RAG is retrieval augmented generation.

 Today's language models are incredibly powerful--but also have limitations. LLMs are trained on vast troves of data. This approach has limitations. The training data is inherently outdated, which leads to a knowledge cutoff. When asked about topics outside their training data, LLMs hallucinate. The inherent boas is to provide an answer, any answer, even if they have no data on which to base an answer. It is a horrendous problem. 

Hallucinations are more insidious when they are plausible sounding. They undermine user trust. 

RAG: a technique aiming to solve this problem by providing LLMs with relevant information at runtime. RAG works when a user submits a query, it goes to the retrieval system, which gets relevant documents, sends that to the LLM, which generates a response.  The response includes the relevant data that is provided at runtime. 

A couple of different ways to implement RAG: vector database and knowledge graph. 

Vector-based RAG is most common and easiest to implement.  Allow us to find relevant information from similarity searches. Includes document processing pipeline, vector database, retrieval mechanism, and LLM integration. Similarity search is really fast and low cost. Scales well for large doc sets. But doesn't explicitly understand relationship between contexts and struggles with longform content. Quality of vector-based RAG depends on how well you process your content. 

Disadvantage of a knowledge graph is that they take a lot of time and effort to create. There is additional computational overhead because it is computational AI. This means additional cost, especially at enterprise scale.  

So content best practices. Think about how content will be chunked and retrieved. 
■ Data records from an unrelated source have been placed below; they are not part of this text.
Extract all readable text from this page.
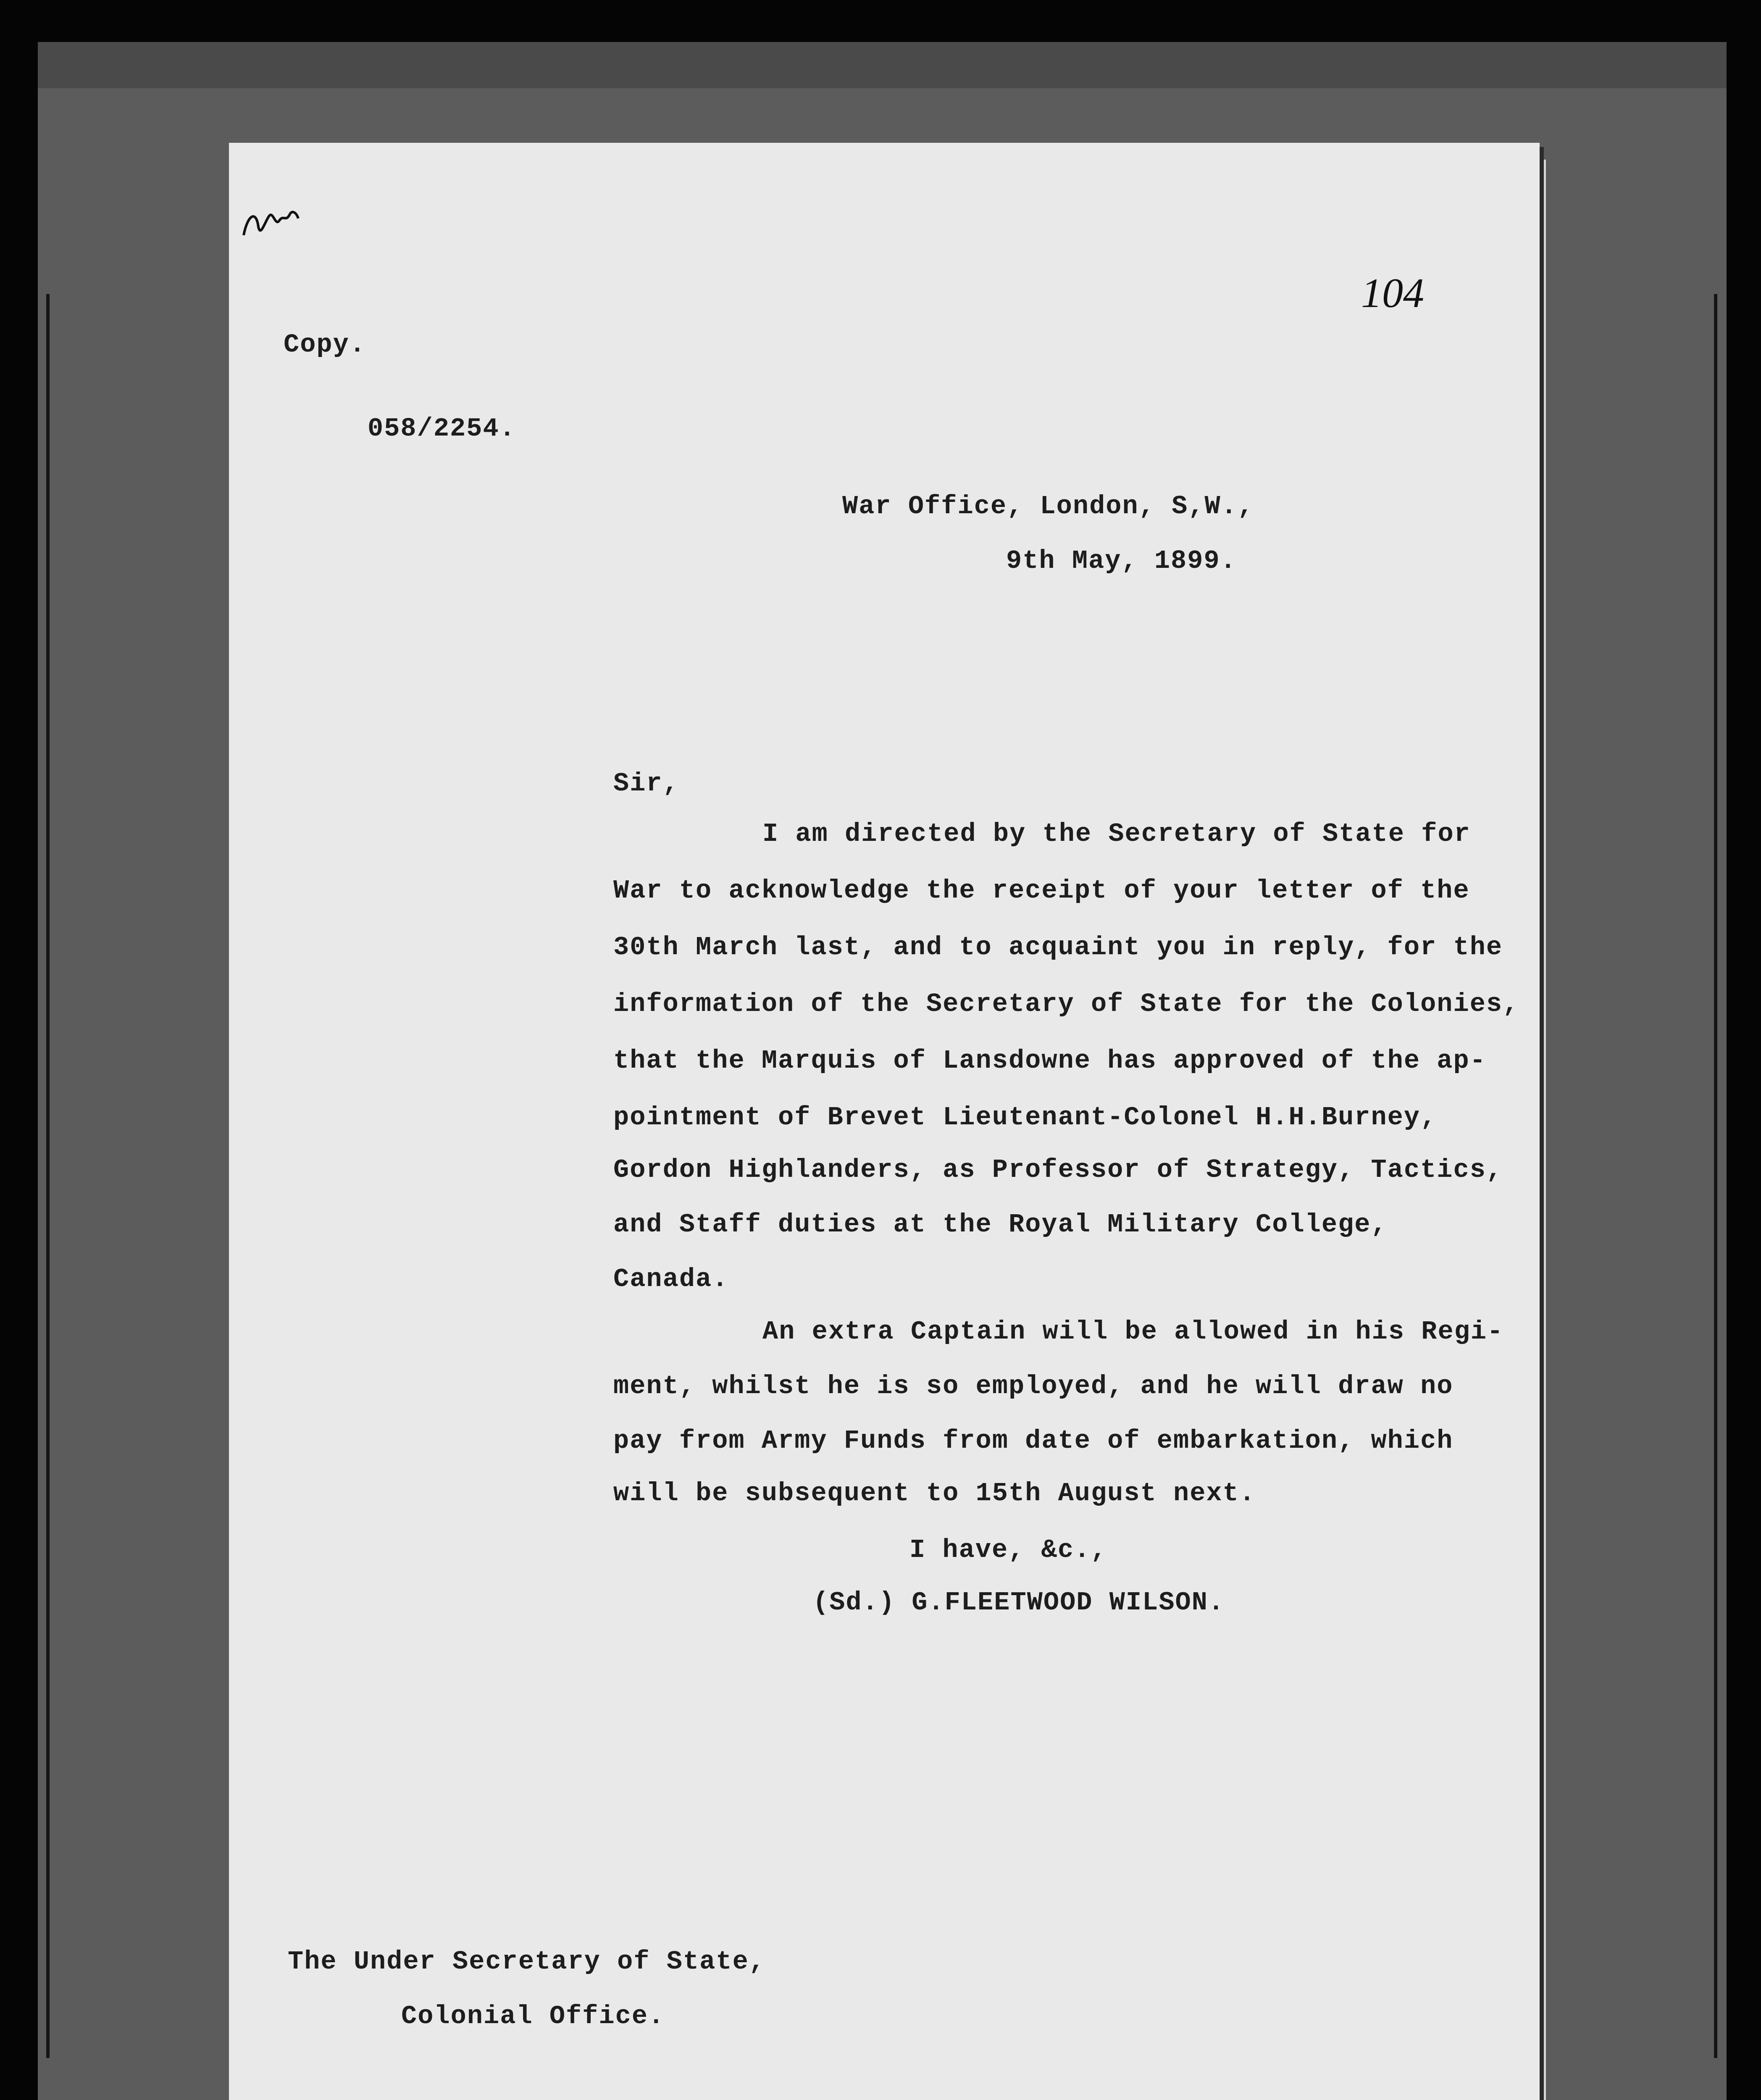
104
Copy.
058/2254.
War Office, London, S,W.,
9th May, 1899.
Sir,
I am directed by the Secretary of State for
War to acknowledge the receipt of your letter of the
30th March last, and to acquaint you in reply, for the
information of the Secretary of State for the Colonies,
that the Marquis of Lansdowne has approved of the ap-
pointment of Brevet Lieutenant-Colonel H.H.Burney,
Gordon Highlanders, as Professor of Strategy, Tactics,
and Staff duties at the Royal Military College,
Canada.
An extra Captain will be allowed in his Regi-
ment, whilst he is so employed, and he will draw no
pay from Army Funds from date of embarkation, which
will be subsequent to 15th August next.
I have, &c.,
(Sd.) G.FLEETWOOD WILSON.
The Under Secretary of State,
Colonial Office.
Clear headings are important. Logical organization, whether more or less structured. Summary paragraphs are particularly useful. Consistent formatting across documents. 

 Metadata and tagging are important. May capture information not in actual content. Can often include metadata with each chunk. Think of this as SEO for RAG.

Human and machine needs. Where appropriate, content should be machine readable, such as DITA, XML, etc.  Maintain (and ship) a glossary. 

Building the Case for Content Operations in Complex Organizations

Trey Smith, Sr. Program Supervisor and TechPubs Lead at Honeywell said his theme is around managing change. 

Found that we had the wrong tools for our size. 

When building a business case, establish your win condition, leverage your network, and don't let a good crisis go to waste.  Understand it is a marathon, not a sprint. 

Influencer 101 is network, target your audience, money talks, and fill your skill gaps.  

Tuesday Morning Featured Speakers

 Tuesday is the longest LavaCon day, and it began with a slate of three featured speakers in the Grand Ballroom. 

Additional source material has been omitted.